By Mark Lowey
Is it possible to measure something very precisely – an atomic clock driven by oscillating electrons, for example – when we live in a quantum world of uncertainty?
University of Calgary physicist Barry Sanders and his research team employed artificial intelligence to devise a strategy that avoids limits of measurement imposed by the quantum world.
“The main ‘message’ in my work is that artificial intelligence methods work for quantum-related problems and work very well,” says Sanders, professor of Physics and Astronomy, iCORE Chair of Quantum Information Science, and director of the university’s Institute for Quantum Science and Technology.
He and his research team, which included post-doctoral researcher Neil Lovett and European undergraduate students Cécile Crosnier and Martí Perarnau-Llobet, had their new approach published as the cover story in Physical Review Letters, a top-ranked physics journal.
Search for measurement certainty
Quantum physics is a branch of science that deals with discrete, indivisible units of energy called “quanta” as described by the Quantum Theory.
We live in a quantum world. Or, as Sanders puts it: “The universe is quantum.”
His team’s new paper involves “metrology,” the science of measurement. More specifically, the work involves quantum metrology: making the best use of quantum properties to measure things as precisely as possible, and to surpass the quantum limit imposed by the “uncertainty principle.”
This principle says that in the quantum world, it is impossible to measure both the momentum and the position of a particle perfectly precisely. So there is a limit or an uncertainty to measurement.
Artificial intelligence provides way around human limitation
To “beat the limit,” Sanders and his team used an approach called adaptive quantum metrology. The challenge is that this approach requires measurement, feedback and control sequences that are beyond human ability to devise.
The team turned to artificial intelligence for a solution. Using western Canada’s WestGrid supercomputer system, they ‘taught’ the machine how to use each measurement of a particle in order to measure the next particle, and to adapt this succession of measurements to be “infinitely precise.”

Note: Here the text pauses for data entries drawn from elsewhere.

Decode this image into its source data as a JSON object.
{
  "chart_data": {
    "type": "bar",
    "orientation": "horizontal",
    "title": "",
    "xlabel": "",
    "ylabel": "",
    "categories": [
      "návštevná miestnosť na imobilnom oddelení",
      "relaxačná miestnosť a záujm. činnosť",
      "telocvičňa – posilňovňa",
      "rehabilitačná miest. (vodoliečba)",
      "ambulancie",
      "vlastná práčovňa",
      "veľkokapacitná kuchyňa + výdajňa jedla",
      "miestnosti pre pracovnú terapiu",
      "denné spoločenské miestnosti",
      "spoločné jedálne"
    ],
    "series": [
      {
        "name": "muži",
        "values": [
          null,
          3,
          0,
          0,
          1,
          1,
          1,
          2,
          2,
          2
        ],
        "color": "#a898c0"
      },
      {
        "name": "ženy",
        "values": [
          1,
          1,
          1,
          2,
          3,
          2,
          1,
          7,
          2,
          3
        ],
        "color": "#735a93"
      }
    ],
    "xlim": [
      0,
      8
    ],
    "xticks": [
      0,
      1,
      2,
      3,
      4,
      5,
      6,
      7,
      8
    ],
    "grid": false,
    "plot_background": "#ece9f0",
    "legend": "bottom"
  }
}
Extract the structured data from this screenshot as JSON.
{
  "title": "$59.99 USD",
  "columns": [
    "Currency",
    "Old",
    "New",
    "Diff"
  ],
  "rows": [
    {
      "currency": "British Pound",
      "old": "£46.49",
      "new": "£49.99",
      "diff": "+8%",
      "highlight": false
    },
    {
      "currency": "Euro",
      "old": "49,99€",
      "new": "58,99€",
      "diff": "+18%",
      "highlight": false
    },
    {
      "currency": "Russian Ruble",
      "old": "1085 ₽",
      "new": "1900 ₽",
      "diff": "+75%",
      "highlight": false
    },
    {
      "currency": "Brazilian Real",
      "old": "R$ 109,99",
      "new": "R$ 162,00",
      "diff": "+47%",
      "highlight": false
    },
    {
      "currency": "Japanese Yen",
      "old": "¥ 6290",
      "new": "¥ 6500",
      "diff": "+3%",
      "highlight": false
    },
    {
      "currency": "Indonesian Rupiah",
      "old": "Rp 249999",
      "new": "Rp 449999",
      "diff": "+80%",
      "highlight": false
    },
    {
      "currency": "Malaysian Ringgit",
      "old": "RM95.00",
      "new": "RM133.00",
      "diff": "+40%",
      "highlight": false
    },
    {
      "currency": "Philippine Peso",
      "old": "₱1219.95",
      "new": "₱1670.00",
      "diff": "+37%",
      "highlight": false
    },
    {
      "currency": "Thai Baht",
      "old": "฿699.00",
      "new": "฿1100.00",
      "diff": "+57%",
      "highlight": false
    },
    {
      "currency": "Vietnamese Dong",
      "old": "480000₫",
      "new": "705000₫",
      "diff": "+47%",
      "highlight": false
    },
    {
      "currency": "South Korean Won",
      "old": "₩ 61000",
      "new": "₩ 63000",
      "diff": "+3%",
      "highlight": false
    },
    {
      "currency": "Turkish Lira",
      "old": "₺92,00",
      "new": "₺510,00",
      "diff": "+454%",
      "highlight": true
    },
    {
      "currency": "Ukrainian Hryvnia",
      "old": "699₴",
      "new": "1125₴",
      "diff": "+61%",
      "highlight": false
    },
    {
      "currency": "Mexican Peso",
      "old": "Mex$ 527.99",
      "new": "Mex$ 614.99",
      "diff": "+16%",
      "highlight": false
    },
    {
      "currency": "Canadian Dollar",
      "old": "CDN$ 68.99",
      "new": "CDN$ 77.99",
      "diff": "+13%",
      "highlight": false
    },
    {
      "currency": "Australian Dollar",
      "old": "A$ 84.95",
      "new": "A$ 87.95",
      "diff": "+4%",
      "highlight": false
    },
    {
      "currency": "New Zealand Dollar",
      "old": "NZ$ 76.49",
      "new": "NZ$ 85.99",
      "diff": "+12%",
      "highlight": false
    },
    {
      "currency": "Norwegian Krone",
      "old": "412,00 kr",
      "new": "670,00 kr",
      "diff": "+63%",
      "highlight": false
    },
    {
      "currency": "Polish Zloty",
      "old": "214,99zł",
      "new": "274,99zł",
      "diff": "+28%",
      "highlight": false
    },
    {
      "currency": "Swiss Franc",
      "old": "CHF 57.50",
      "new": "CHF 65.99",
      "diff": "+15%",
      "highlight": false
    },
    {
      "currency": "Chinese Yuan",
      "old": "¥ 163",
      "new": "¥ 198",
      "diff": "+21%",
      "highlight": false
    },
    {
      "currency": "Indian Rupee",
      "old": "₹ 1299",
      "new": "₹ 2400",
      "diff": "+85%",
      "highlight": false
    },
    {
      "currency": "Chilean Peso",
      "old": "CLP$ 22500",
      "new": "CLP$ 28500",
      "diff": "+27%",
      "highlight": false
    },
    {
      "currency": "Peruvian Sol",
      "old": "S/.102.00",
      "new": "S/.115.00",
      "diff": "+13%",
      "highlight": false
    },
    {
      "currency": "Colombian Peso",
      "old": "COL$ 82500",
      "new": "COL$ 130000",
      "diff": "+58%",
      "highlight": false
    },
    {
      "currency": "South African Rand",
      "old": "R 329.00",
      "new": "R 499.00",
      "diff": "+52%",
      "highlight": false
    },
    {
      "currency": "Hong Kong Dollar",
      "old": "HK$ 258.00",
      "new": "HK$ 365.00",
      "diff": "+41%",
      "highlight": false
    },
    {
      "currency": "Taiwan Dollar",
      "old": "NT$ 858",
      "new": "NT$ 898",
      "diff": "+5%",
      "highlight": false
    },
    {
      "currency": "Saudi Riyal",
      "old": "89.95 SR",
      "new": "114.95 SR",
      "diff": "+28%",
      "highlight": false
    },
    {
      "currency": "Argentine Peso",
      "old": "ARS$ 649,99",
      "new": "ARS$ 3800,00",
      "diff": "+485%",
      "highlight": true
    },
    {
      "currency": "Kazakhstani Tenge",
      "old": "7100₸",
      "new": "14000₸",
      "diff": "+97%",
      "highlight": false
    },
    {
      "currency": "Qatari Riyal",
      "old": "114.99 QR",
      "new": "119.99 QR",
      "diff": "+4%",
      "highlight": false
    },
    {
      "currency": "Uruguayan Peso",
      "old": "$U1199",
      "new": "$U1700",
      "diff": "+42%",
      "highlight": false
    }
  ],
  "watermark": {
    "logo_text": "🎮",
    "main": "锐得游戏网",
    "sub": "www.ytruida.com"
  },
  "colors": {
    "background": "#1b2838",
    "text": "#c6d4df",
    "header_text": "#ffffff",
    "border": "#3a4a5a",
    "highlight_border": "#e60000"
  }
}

This “reinforcement learning” method is similar to how a computer learns to play chess, Sanders explains. “Each time it plays, it is effectively rewarded or punished, depending on whether it wins or loses. And it then gets better and better.”
Laying the groundwork for later discoveries
The work may lead to ultra-precise atomic clocks, extremely accurate Global Positioning System instruments or a way to measure “gravitational waves” – ripples in the curvature of spacetime for which there’s indirect evidence but which have yet to be detected.
“This research will matter down the road,” Sanders says. “As usual in physics (the discovery of the laser, for example), the most important implications are unforeseeable.”